Partho has 22 years of investment and merchant banking experience at Bank of America Merrill Lynch (17 years) and the International Finance Corporation (5 years). He joined Bank of America Merrill Lynch in 2001 and has spent much of his time covering the broader infrastructure sector – primarily focusing on power generation, electric and gas transmission and distribution, renewable energy, selected cleantech sectors, waste and environmental services, transportation infrastructure and water/wastewater infrastructure and services. He has worked in over 25 countries during his career, having advised/raised capital on transactions worth over $150 bn.

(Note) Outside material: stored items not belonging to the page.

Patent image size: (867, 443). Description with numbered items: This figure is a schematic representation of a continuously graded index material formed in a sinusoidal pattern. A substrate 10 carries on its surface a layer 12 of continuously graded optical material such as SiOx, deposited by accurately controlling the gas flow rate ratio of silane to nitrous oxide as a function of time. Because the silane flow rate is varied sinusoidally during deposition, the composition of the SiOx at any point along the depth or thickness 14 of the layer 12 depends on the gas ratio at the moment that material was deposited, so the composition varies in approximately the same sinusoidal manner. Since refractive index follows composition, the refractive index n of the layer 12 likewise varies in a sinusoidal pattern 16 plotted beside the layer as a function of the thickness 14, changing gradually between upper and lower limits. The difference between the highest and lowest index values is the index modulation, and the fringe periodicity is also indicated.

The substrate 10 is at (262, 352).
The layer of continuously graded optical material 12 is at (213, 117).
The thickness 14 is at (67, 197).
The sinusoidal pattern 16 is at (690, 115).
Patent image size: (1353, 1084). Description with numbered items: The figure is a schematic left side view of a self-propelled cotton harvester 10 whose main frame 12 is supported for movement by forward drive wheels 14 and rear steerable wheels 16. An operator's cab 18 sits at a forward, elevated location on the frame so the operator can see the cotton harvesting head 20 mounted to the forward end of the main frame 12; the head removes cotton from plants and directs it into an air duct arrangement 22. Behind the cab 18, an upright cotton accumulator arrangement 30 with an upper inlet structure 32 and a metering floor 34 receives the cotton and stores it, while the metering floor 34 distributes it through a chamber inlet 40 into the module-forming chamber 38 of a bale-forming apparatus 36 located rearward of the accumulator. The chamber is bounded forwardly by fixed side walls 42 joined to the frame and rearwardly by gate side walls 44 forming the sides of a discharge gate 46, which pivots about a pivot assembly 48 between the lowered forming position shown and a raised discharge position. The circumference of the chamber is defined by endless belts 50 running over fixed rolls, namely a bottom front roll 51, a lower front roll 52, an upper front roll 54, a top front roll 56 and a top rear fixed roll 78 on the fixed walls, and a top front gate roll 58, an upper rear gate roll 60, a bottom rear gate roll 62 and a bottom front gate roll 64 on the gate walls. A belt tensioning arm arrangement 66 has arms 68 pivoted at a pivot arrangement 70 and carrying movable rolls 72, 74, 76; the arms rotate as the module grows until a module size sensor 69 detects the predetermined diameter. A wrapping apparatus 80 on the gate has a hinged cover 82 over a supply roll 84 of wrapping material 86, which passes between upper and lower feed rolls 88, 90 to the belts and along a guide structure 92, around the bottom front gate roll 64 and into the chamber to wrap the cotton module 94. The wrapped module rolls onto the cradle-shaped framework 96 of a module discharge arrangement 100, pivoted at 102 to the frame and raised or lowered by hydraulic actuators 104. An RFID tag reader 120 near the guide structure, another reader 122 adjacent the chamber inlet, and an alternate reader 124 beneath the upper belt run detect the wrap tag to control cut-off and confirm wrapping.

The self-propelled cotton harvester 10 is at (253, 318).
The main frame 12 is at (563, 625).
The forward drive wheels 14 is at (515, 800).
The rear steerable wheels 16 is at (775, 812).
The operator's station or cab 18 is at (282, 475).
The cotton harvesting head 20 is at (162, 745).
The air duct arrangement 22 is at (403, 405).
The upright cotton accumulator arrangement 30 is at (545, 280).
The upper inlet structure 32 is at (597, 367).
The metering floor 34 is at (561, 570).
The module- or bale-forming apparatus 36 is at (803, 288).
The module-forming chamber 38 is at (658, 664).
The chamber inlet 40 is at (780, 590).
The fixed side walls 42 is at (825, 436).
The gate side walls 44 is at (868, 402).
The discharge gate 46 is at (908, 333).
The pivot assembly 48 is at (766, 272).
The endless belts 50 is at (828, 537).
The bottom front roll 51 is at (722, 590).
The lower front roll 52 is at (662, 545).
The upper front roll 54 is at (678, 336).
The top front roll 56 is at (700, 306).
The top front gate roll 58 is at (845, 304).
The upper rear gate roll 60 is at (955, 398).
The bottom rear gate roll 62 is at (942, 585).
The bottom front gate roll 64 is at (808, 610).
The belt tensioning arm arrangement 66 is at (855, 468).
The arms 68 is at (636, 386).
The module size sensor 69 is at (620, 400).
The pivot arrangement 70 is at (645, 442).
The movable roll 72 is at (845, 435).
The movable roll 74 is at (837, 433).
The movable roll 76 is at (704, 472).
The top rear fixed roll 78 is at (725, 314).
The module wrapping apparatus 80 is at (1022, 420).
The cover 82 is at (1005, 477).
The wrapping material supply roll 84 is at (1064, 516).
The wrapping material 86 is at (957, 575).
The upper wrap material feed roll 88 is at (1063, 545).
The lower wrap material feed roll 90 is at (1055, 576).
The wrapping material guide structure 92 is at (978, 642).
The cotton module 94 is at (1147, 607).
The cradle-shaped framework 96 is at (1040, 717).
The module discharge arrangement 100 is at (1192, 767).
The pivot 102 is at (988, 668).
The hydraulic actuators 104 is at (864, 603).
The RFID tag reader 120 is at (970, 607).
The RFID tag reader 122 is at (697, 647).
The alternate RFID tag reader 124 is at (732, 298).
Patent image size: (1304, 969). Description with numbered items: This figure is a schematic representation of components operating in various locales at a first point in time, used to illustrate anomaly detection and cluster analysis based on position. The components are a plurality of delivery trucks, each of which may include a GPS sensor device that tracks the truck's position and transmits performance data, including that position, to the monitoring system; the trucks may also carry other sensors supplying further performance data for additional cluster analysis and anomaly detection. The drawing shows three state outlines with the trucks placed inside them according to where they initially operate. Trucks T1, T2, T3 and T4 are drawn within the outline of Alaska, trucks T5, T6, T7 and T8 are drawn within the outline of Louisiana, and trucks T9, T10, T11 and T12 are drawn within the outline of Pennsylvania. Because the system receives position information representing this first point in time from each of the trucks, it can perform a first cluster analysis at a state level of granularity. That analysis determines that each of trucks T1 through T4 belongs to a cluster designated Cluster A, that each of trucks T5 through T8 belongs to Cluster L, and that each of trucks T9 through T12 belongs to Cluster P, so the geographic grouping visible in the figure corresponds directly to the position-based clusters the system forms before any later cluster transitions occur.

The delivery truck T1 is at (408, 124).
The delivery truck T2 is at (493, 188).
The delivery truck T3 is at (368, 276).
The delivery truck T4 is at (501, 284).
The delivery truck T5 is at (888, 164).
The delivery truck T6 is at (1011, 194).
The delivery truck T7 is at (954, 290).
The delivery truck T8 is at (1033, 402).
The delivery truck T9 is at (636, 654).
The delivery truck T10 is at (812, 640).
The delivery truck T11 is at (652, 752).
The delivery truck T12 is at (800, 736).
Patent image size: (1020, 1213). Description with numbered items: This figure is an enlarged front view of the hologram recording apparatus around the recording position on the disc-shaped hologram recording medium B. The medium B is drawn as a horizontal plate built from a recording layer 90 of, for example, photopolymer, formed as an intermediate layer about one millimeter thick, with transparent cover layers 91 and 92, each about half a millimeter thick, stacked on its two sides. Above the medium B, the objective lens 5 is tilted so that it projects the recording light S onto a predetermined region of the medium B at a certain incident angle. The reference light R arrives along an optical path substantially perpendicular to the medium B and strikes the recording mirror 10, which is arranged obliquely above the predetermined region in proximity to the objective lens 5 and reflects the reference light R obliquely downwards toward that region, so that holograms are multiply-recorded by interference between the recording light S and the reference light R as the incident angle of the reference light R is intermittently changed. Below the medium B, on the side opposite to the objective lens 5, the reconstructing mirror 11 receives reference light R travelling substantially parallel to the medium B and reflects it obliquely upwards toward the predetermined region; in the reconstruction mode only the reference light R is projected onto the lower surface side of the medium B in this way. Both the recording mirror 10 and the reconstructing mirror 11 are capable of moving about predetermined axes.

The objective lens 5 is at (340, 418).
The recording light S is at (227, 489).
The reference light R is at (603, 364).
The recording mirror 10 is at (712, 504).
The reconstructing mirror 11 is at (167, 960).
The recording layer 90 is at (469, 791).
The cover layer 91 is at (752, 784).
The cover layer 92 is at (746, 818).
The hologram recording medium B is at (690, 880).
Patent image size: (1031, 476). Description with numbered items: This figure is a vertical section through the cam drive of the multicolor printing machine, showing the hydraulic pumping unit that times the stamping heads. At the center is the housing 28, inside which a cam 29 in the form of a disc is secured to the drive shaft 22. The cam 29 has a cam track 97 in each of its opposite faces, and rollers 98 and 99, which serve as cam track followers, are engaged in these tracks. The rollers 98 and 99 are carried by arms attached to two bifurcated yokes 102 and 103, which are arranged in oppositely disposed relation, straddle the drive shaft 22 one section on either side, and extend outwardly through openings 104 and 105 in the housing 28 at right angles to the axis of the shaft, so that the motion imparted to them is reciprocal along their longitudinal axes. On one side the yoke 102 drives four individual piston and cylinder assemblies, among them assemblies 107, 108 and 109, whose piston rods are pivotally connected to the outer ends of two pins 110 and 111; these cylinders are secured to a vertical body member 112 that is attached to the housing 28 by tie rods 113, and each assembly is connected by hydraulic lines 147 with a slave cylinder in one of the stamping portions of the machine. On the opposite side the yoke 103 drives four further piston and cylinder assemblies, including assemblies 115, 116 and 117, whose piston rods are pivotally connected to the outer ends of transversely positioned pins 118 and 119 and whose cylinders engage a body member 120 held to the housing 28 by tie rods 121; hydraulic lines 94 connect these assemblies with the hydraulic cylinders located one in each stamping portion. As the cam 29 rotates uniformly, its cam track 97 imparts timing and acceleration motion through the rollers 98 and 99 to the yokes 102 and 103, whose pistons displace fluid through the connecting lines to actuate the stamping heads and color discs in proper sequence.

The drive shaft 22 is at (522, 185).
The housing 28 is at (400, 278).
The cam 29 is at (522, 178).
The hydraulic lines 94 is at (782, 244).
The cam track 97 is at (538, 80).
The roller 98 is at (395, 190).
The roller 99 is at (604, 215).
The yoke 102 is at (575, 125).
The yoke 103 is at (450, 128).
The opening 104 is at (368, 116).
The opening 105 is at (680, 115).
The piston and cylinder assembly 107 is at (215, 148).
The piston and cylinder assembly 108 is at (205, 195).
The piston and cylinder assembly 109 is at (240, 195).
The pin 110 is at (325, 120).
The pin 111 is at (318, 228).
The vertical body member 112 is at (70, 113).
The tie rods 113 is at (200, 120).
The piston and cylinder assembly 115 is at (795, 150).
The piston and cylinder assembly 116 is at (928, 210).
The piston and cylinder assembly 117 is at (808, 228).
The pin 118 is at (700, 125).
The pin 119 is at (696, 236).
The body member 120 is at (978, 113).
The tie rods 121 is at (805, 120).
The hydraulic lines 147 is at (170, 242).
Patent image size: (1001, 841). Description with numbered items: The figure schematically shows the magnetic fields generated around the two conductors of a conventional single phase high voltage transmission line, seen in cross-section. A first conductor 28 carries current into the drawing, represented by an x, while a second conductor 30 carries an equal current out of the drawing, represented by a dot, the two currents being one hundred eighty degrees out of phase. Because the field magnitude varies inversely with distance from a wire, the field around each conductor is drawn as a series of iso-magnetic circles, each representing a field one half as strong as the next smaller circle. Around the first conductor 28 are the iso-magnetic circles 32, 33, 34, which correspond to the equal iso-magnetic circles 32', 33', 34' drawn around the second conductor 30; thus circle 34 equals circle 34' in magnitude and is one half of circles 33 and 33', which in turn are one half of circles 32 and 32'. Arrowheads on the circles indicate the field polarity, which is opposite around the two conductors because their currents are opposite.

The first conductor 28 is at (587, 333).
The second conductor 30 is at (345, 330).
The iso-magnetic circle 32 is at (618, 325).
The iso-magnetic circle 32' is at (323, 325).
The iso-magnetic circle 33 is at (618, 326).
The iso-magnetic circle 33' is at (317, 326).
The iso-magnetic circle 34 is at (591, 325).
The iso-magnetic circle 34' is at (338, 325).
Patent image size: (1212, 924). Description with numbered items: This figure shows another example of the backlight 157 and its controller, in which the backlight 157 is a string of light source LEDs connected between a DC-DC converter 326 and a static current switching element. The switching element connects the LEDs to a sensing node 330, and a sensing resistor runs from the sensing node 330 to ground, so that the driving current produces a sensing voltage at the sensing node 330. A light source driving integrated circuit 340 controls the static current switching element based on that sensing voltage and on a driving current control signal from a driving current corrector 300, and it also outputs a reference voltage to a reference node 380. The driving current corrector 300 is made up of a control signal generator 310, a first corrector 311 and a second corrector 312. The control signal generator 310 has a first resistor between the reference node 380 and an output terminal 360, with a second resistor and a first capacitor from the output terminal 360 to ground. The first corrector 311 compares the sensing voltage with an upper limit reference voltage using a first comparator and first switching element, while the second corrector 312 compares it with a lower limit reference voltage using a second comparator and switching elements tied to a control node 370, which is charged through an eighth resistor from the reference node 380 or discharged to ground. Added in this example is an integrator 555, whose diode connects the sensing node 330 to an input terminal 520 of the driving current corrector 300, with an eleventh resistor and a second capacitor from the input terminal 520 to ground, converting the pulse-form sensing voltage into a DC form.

Partho has worked on numerous pioneering and award-winning investment banking transactions globally. Since 2013, Partho assumed responsibility for the Power, Utility and Infrastructure sectors in Latin America. He maintains Bank of America Merrill Lynch’s relationships with leading global power and utilities, infrastructure and financial investors (including private equity funds, pension funds, infrastructure funds and sovereign wealth funds) with an interest/footprint in Latin America.
He was a member of the U.S. National Commission on Energy Policy, is a corporate member of the U.S. Council on Foreign Relations, a former working member of the U.S. Task force on the formation of a National Infrastructure Bank, an Advisory board member to the World Biofuels Congress, an alumnus member of the Energy Policy Institute at the University of Chicago and has peer reviewed technical reports by the U.S. National Renewable Energy Laboratory (NREL).
Partho holds a B.A. (Honors) in Economics and Mathematics from the University of Bombay, India, an M.B.A (Finance and Accounting) from the University of Chicago Graduate School of Business and a Ph.D. (Financial Economics).